1. High — Axum config store can expose full process environment (secret leakage risk)

   • crates/edgezero-adapter-axum/src/config_store.rs:12
   • crates/edgezero-adapter-axum/src/config_store.rs:37
   • examples/app-demo/crates/app-demo-core/src/handlers.rs:119
   • AxumConfigStore::from_env snapshots all env vars, so any handler pattern that accepts user-controlled keys can accidentally expose unrelated secrets.
   • Requested fix: replace blanket std::env::vars() capture with an explicit allowlist (manifest-declared keys only), and avoid arbitrary key-lookup patterns in examples intended for production-like usage.

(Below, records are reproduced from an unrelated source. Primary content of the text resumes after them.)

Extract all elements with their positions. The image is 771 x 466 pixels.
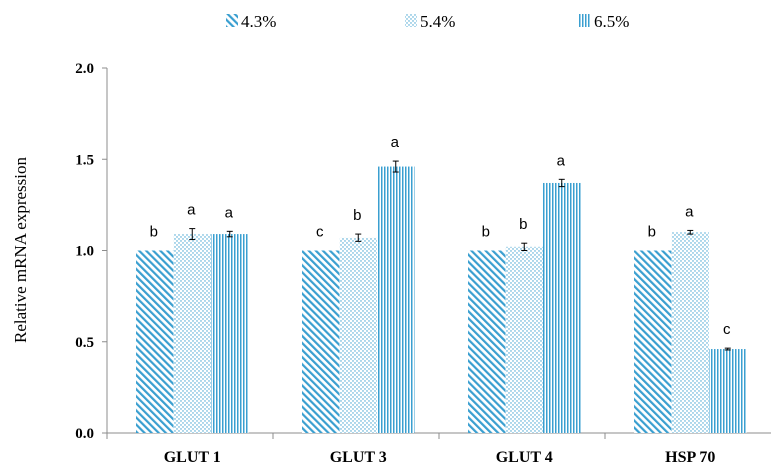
significance-letter: c bbox=[723, 321, 731, 338]
y-tick-label: 2.0 bbox=[75, 61, 94, 77]
significance-letter: b bbox=[482, 224, 490, 241]
legend-item: 6.5% bbox=[579, 12, 629, 31]
significance-letter: b bbox=[150, 224, 158, 241]
significance-letter: b bbox=[353, 207, 361, 224]
bar bbox=[634, 250, 672, 433]
legend: 4.3% 5.4% 6.5% bbox=[226, 12, 629, 31]
error-bar bbox=[687, 229, 694, 235]
y-tick-label: 1.5 bbox=[75, 152, 94, 168]
y-tick-label: 0.5 bbox=[75, 335, 94, 351]
bar bbox=[173, 234, 211, 433]
bar bbox=[339, 237, 377, 433]
significance-letter: b bbox=[519, 216, 527, 233]
legend-swatch bbox=[226, 14, 238, 27]
error-bar bbox=[226, 230, 233, 238]
bar bbox=[671, 232, 709, 433]
error-bar bbox=[724, 347, 731, 351]
legend-item: 5.4% bbox=[405, 12, 455, 31]
significance-letter: a bbox=[557, 152, 566, 169]
error-bar bbox=[355, 233, 362, 242]
x-tick-label: HSP 70 bbox=[665, 449, 715, 466]
bar bbox=[136, 250, 174, 433]
x-tick-label: GLUT 4 bbox=[496, 449, 553, 466]
bar bbox=[377, 166, 415, 434]
bars bbox=[136, 166, 747, 434]
legend-label: 4.3% bbox=[241, 12, 276, 31]
x-axis bbox=[106, 432, 771, 439]
significance-letters: b a a c b a b b a b a c bbox=[150, 134, 731, 338]
y-tick-label: 1.0 bbox=[75, 244, 94, 260]
y-axis: 0.0 0.5 1.0 1.5 2.0 bbox=[75, 61, 108, 442]
bar bbox=[709, 349, 747, 433]
bar bbox=[543, 182, 581, 433]
significance-letter: c bbox=[316, 224, 324, 241]
error-bar bbox=[521, 242, 528, 251]
significance-letter: a bbox=[225, 204, 234, 221]
bar bbox=[302, 250, 340, 433]
x-tick-labels: GLUT 1 GLUT 3 GLUT 4 HSP 70 bbox=[164, 449, 716, 466]
legend-item: 4.3% bbox=[226, 12, 276, 31]
error-bar bbox=[189, 228, 196, 241]
y-tick-label: 0.0 bbox=[75, 426, 94, 442]
bar bbox=[211, 234, 249, 433]
bar bbox=[505, 246, 543, 433]
x-tick-label: GLUT 1 bbox=[164, 449, 221, 466]
error-bar bbox=[558, 178, 565, 188]
bar bbox=[468, 250, 506, 433]
y-axis-label: Relative mRNA expression bbox=[11, 156, 30, 343]
error-bars bbox=[189, 160, 731, 351]
x-tick-label: GLUT 3 bbox=[330, 449, 387, 466]
legend-swatch bbox=[405, 14, 417, 27]
error-bar bbox=[392, 160, 399, 173]
significance-letter: b bbox=[648, 224, 656, 241]
significance-letter: a bbox=[391, 134, 400, 151]
legend-swatch bbox=[579, 14, 591, 27]
significance-letter: a bbox=[685, 203, 694, 220]
legend-label: 5.4% bbox=[420, 12, 455, 31]
significance-letter: a bbox=[187, 202, 196, 219]
legend-label: 6.5% bbox=[594, 12, 629, 31]
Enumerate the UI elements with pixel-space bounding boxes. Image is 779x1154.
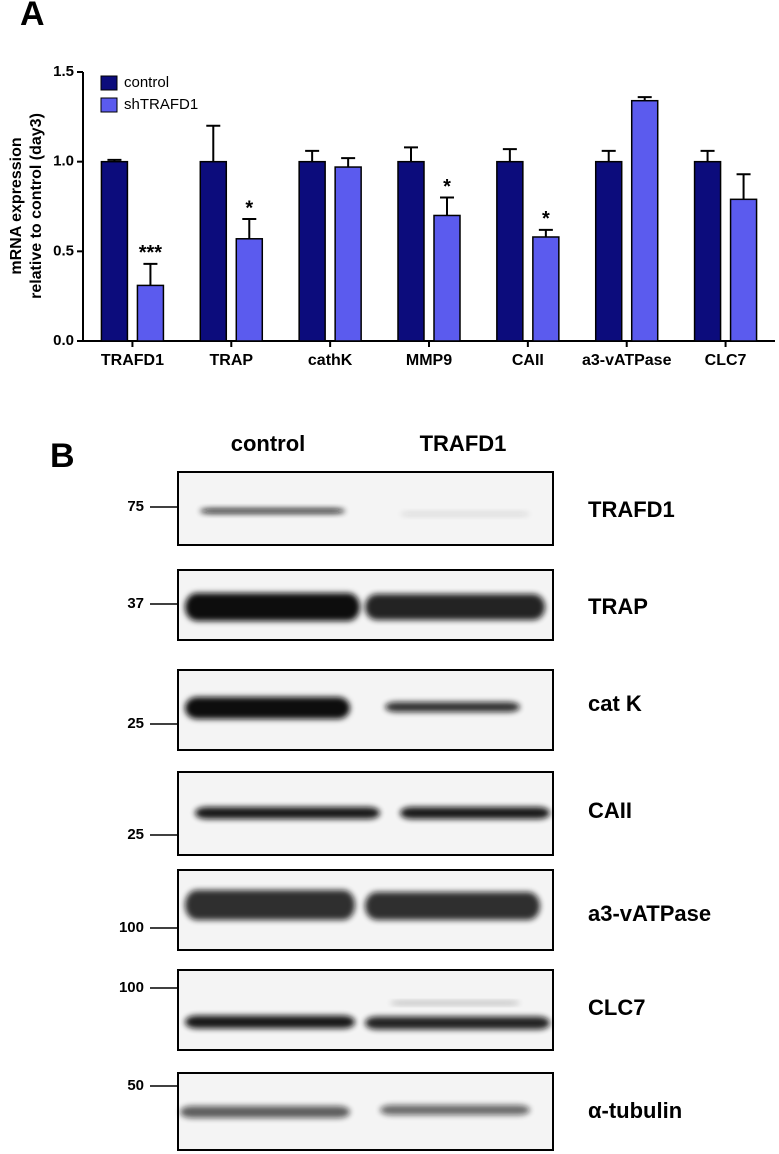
band <box>385 702 520 712</box>
blot <box>177 969 554 1051</box>
panel-label: B <box>50 437 75 475</box>
panel-label: A <box>20 0 45 33</box>
marker-label: 50 <box>127 1077 144 1094</box>
error-bar <box>305 149 320 162</box>
band <box>180 1106 350 1118</box>
band <box>365 594 545 620</box>
protein-label: TRAFD1 <box>588 497 675 522</box>
protein-label: CLC7 <box>588 995 645 1020</box>
significance: * <box>245 197 253 219</box>
protein-label: TRAP <box>588 594 648 619</box>
bar <box>594 160 623 342</box>
band <box>185 697 350 719</box>
bar <box>235 238 264 342</box>
error-bar <box>637 96 652 101</box>
marker-label: 37 <box>127 595 144 612</box>
error-bar <box>502 148 517 162</box>
marker-label: 100 <box>119 919 144 936</box>
band <box>185 593 360 621</box>
error-bar <box>107 158 122 162</box>
protein-label: CAII <box>588 798 632 823</box>
bar <box>136 284 165 342</box>
legend-swatch <box>100 75 118 91</box>
y-tick-label: 0.0 <box>53 332 74 349</box>
error-bar <box>404 146 418 162</box>
error-bar <box>440 196 454 216</box>
legend-swatch <box>100 97 118 113</box>
x-tick-label: TRAP <box>210 352 254 369</box>
bar <box>532 236 560 342</box>
band <box>400 807 550 819</box>
bar <box>693 160 722 342</box>
blot <box>177 471 554 546</box>
band <box>200 508 345 514</box>
x-tick-label: MMP9 <box>406 352 452 369</box>
band <box>365 892 540 920</box>
blot <box>177 569 554 641</box>
band <box>365 1016 550 1030</box>
y-tick-label: 1.0 <box>53 153 74 170</box>
error-bar <box>601 149 616 162</box>
blot <box>177 771 554 856</box>
blot <box>177 669 554 751</box>
marker-label: 75 <box>127 498 144 515</box>
blot <box>177 869 554 951</box>
significance: * <box>443 176 451 198</box>
error-bar <box>206 124 221 162</box>
x-tick-label: TRAFD1 <box>101 352 164 369</box>
x-tick-label: CLC7 <box>705 352 747 369</box>
band <box>380 1105 530 1115</box>
protein-label: cat K <box>588 691 642 716</box>
band <box>185 890 355 920</box>
lane-label: control <box>231 431 306 456</box>
bar <box>433 214 461 342</box>
y-tick-label: 1.5 <box>53 63 74 80</box>
bar <box>298 160 326 342</box>
protein-label: a3-vATPase <box>588 901 711 926</box>
error-bar <box>143 262 158 286</box>
bar <box>630 99 659 342</box>
bar <box>334 166 362 342</box>
lane-label: TRAFD1 <box>420 431 507 456</box>
band <box>390 1001 520 1005</box>
y-axis-label: relative to control (day3) <box>28 113 45 299</box>
legend-label: shTRAFD1 <box>124 96 198 113</box>
bar <box>199 160 228 342</box>
significance: * <box>542 208 550 230</box>
blot-box <box>177 969 554 1051</box>
y-tick-label: 0.5 <box>53 242 74 259</box>
band <box>195 807 380 819</box>
significance: *** <box>139 242 163 264</box>
legend-label: control <box>124 74 169 91</box>
protein-label: α-tubulin <box>588 1098 682 1123</box>
blot <box>177 1072 554 1151</box>
band <box>400 512 530 516</box>
error-bar <box>538 228 553 237</box>
marker-label: 100 <box>119 979 144 996</box>
x-tick-label: cathK <box>308 352 353 369</box>
marker-label: 25 <box>127 826 144 843</box>
bar <box>100 160 129 342</box>
marker-label: 25 <box>127 715 144 732</box>
band <box>185 1015 355 1029</box>
error-bar <box>242 218 257 239</box>
error-bar <box>341 157 356 168</box>
bar <box>397 160 425 342</box>
error-bar <box>700 149 715 162</box>
x-tick-label: a3-vATPase <box>582 352 672 369</box>
y-axis-label: mRNA expression <box>8 137 25 274</box>
bar <box>729 198 758 342</box>
error-bar <box>736 173 751 200</box>
bar <box>496 160 524 342</box>
x-tick-label: CAII <box>512 352 544 369</box>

2. Medium — Adapter override key casing is inconsistent across resolution paths

   • crates/edgezero-core/src/manifest.rs:352
   • crates/edgezero-macros/src/app.rs:120
   • crates/edgezero-core/src/app.rs:59
   • Mixed-case adapter keys can work in one path and fail in another.
   • Requested fix: normalize keys at parse/finalize time (or enforce lowercase with validation) and add a mixed-case adapter-key test.

3. Low — Missing positive-path injection coverage in adapter tests

   • crates/edgezero-adapter-fastly/tests/contract.rs:17
   • crates/edgezero-adapter-cloudflare/tests/contract.rs:188
   • Please add success-path assertions that config store injection/retrieval works when bindings are present.

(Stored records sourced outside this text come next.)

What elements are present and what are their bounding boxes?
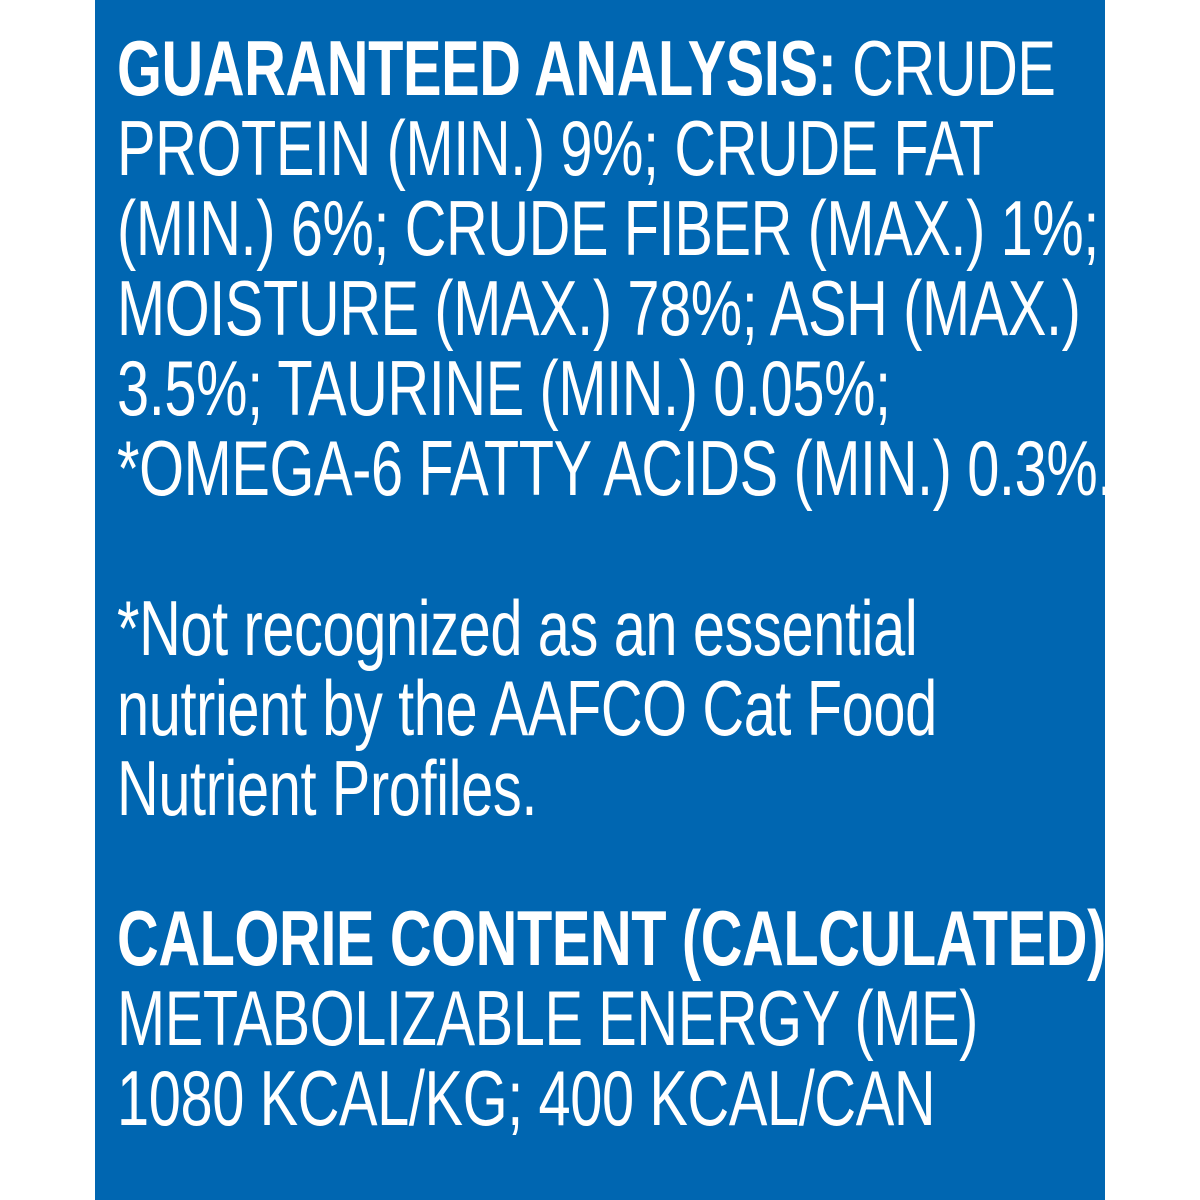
- analysis-line-6: *OMEGA-6 FATTY ACIDS (MIN.) 0.3%.: [117, 424, 1113, 512]
- analysis-line-1: GUARANTEED ANALYSIS: CRUDE: [117, 24, 1056, 112]
- analysis-line-4: MOISTURE (MAX.) 78%; ASH (MAX.): [117, 264, 1081, 352]
- footnote-line-3: Nutrient Profiles.: [117, 744, 537, 832]
- footnote-line-2: nutrient by the AAFCO Cat Food: [117, 664, 937, 752]
- analysis-line-3: (MIN.) 6%; CRUDE FIBER (MAX.) 1%;: [117, 184, 1099, 272]
- calorie-line-1: METABOLIZABLE ENERGY (ME): [117, 974, 979, 1062]
- calorie-line-2: 1080 KCAL/KG; 400 KCAL/CAN: [117, 1054, 936, 1142]
- footnote-line-1: *Not recognized as an essential: [117, 584, 918, 672]
- calorie-heading: CALORIE CONTENT (CALCULATED):: [117, 894, 1125, 982]
- label-panel: [95, 0, 1105, 1200]
- analysis-line-5: 3.5%; TAURINE (MIN.) 0.05%;: [117, 344, 891, 432]
- analysis-line-2: PROTEIN (MIN.) 9%; CRUDE FAT: [117, 104, 994, 192]
- analysis-heading: GUARANTEED ANALYSIS:: [117, 24, 837, 112]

Once the high-severity item is addressed, this should be in good shape.

[aram356]

Review: Config Store Feature

Overall this is a well-structured feature that follows the existing adapter pattern cleanly. The core trait, contract test macro, per-adapter implementations, and manifest/macro integration are all thoughtfully designed. Test coverage is solid across all three adapters and the docs are thorough.

That said, I found issues across four areas that should be addressed before merge — one high-severity security concern, two medium design issues, and one CI coverage gap.

Summary

Severity	Finding
High	Axum config-store exposes entire process environment (secret leakage risk)
Medium	Case handling for adapter overrides is inconsistent between manifest and metadata paths
Medium	dispatch() bypasses config-store injection, diverging from run_app behavior
Medium-Low	New WASM adapter code paths are weakly exercised in CI

See inline comments for details and suggested improvements.

[ChristianPavilonis]

Follow-up review complete. No new issues were found in the current changeset, and previously noted concerns appear addressed.